The benefits of eTIR have been recognised at recent high level United Nations meetings. Strong support came from both pilot countries, prompting further interest in the innovation from Moldova and Kazakhstan, while Ukraine’s decision to work on a new intermodal pilot with Turkey was confirmed.
Didem Dirlik heading the pilot project for Turkish customs, said,
“By using electronic guarantees, eradicating all paper work and with successful monitoring we saw that the systems really work. The future of TIR is with eTIR.”

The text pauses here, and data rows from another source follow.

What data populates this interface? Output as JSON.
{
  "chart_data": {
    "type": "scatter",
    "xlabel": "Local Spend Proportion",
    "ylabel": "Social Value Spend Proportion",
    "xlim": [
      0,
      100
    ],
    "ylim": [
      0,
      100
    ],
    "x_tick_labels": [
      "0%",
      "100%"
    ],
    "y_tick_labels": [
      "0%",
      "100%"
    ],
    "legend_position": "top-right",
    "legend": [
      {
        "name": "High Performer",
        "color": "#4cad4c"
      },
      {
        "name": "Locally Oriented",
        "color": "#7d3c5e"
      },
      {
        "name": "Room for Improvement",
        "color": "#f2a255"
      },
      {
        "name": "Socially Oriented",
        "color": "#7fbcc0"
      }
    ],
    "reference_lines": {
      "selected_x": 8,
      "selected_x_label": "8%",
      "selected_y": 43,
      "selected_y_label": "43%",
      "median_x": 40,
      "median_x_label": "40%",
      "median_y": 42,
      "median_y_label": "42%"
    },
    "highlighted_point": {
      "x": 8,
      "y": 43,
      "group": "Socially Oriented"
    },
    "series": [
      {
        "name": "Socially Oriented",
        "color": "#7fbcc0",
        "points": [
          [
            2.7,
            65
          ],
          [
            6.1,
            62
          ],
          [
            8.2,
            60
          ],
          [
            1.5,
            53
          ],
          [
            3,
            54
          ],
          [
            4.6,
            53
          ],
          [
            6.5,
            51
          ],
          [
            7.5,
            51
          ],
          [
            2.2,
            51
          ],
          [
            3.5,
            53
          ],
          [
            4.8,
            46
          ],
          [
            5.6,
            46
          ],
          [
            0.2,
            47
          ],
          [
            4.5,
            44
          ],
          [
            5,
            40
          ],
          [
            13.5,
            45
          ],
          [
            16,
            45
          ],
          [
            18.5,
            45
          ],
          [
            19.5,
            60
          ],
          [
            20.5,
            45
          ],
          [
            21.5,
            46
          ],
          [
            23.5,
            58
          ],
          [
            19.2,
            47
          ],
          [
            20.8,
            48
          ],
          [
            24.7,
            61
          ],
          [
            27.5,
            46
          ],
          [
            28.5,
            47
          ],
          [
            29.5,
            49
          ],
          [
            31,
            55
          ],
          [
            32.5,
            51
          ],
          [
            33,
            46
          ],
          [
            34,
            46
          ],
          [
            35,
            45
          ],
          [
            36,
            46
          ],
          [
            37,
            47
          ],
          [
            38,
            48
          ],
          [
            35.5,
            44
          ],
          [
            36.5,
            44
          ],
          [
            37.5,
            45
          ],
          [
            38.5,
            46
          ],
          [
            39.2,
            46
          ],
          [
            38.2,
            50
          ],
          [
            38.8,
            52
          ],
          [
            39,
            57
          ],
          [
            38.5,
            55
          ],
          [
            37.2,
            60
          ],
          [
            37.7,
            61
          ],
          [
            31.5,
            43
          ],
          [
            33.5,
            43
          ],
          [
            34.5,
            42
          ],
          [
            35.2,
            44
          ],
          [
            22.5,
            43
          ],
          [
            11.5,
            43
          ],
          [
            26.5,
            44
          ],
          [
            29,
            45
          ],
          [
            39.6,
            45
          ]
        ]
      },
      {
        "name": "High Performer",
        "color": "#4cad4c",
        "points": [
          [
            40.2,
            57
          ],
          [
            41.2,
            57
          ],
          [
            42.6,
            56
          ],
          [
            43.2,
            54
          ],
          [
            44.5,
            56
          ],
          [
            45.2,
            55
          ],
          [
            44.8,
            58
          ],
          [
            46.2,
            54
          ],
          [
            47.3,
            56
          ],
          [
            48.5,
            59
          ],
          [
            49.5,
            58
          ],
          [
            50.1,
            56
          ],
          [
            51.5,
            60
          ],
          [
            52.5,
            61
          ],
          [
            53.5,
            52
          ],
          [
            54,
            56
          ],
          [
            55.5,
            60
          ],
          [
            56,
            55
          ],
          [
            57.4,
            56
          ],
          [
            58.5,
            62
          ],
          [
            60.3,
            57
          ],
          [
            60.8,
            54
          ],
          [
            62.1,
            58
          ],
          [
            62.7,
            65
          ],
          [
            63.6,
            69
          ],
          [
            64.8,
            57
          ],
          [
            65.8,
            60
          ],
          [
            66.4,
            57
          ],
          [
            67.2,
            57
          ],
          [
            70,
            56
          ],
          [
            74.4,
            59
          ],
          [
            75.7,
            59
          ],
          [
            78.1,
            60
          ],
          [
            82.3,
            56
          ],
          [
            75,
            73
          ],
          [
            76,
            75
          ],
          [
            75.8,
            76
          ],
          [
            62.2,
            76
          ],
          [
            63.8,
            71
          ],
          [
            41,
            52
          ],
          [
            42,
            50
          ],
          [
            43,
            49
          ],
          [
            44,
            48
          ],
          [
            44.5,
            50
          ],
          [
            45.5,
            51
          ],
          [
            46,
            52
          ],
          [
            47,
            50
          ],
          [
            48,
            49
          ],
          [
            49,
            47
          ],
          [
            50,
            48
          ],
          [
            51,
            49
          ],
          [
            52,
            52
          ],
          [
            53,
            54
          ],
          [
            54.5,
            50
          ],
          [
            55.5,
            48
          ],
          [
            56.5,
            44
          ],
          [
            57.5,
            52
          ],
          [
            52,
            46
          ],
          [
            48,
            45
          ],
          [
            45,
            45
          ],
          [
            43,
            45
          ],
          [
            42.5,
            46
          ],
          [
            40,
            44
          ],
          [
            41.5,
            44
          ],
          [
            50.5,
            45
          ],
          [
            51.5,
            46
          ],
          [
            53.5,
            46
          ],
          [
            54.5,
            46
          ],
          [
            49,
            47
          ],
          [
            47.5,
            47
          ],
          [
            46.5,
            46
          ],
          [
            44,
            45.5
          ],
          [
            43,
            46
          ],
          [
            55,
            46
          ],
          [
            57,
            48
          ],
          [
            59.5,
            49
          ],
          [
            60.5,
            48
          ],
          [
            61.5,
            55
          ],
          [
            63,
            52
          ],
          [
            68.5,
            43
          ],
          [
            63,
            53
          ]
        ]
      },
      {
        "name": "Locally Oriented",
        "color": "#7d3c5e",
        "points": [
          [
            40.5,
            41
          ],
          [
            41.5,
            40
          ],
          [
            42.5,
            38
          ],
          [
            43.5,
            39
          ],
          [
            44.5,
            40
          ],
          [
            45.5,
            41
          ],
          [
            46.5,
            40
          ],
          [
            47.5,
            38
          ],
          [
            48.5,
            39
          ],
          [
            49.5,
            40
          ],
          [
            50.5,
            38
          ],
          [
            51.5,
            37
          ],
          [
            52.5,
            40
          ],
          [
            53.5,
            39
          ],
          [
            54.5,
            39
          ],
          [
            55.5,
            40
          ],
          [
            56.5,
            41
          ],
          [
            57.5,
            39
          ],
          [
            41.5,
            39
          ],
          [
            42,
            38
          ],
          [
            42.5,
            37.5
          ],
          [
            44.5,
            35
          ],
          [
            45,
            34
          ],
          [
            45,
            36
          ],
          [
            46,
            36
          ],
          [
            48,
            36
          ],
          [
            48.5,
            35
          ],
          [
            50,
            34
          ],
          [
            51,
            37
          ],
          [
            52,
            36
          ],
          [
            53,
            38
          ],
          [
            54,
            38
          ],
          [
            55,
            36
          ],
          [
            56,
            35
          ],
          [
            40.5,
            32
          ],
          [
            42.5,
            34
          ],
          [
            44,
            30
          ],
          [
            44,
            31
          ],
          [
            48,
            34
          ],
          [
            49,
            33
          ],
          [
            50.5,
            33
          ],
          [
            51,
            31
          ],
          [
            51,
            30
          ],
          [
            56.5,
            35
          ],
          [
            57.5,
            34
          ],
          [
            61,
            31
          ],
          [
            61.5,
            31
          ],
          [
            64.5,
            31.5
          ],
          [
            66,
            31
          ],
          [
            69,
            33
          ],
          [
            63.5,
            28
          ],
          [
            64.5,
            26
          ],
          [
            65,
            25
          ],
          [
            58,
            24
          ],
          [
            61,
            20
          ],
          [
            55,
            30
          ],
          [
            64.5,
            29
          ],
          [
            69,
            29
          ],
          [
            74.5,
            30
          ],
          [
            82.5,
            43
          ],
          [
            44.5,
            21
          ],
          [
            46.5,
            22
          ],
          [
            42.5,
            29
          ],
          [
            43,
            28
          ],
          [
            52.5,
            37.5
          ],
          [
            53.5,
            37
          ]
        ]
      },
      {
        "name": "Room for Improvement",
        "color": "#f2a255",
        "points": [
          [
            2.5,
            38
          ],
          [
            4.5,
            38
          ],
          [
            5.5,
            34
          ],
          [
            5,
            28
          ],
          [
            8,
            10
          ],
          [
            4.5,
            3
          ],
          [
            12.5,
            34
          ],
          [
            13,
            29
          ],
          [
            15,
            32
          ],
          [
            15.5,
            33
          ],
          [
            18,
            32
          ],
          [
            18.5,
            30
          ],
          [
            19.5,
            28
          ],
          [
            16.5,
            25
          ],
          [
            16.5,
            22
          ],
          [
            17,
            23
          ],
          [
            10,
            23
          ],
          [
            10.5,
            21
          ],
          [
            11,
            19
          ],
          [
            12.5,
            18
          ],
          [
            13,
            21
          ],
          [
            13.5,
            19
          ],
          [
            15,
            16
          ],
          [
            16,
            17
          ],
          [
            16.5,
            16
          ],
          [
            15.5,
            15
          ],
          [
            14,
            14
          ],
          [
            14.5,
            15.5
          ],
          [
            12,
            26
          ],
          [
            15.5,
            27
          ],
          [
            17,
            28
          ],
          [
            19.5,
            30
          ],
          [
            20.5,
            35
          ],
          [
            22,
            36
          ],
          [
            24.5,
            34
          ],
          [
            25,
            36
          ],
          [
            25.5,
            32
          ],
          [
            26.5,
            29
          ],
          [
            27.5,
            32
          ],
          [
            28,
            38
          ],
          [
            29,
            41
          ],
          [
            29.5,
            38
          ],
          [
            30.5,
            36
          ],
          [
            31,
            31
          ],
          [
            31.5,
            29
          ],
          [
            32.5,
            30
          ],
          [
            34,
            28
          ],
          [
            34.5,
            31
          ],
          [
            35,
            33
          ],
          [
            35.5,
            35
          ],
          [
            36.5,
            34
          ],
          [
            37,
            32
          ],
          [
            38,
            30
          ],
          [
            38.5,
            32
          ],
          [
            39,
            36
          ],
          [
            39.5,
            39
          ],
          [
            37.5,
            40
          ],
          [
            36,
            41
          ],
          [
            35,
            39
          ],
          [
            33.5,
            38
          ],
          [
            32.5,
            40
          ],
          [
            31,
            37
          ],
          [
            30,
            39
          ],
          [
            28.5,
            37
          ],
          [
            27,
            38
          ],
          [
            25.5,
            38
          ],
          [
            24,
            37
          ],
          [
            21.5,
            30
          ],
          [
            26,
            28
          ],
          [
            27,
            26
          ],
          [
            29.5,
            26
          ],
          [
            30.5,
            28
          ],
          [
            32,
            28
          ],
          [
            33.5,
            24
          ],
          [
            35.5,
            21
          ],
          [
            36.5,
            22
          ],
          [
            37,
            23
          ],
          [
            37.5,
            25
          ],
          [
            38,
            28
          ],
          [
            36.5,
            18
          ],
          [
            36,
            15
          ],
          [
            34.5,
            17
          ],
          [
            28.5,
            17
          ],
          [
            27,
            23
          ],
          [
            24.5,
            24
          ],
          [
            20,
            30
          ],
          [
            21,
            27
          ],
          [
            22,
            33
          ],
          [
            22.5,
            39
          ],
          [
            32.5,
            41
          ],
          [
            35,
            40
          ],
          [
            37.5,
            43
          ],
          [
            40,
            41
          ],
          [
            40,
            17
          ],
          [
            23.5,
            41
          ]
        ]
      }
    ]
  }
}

From Iranian customs, Mostafa Ayati said,
"We look forward to expanding the project to the neighbouring and other TIR contracting parties, so all could benefit from this facilitation tool."
The first eTIR pilot project was led by the Turkish and Iranian customs authorities, two pioneer volunteer transport operators and the two countries’ respective TIR Guaranteeing Associations, ICCIMA and TOBB, working together with IRU and the UN Economic Commission for Europe (UNECE). eTIR was tested along one transport corridor between the two countries, in which 31 eTIR pilot transports were conducted.
Phase one eTIR pilot transports have demonstrated that eTIR is 100% reliable, inexpensive to implement and requires only minor adjustments to existing customs’ IT infrastructure. Phase two is extending the system to more transport operators, enabling associations and customs authorities to benefit from less data entry work, ease of implementation and advance risk assessment.
IRU will provide the Ukrainian authorities, with the necessary technical information to launch eTIR in the coming weeks and is working closely with IRU member, ASMAP UA. Turkey has pledged to share knowledge and collaborate with Ukraine in order for eTIR preparations to begin as quickly as possible.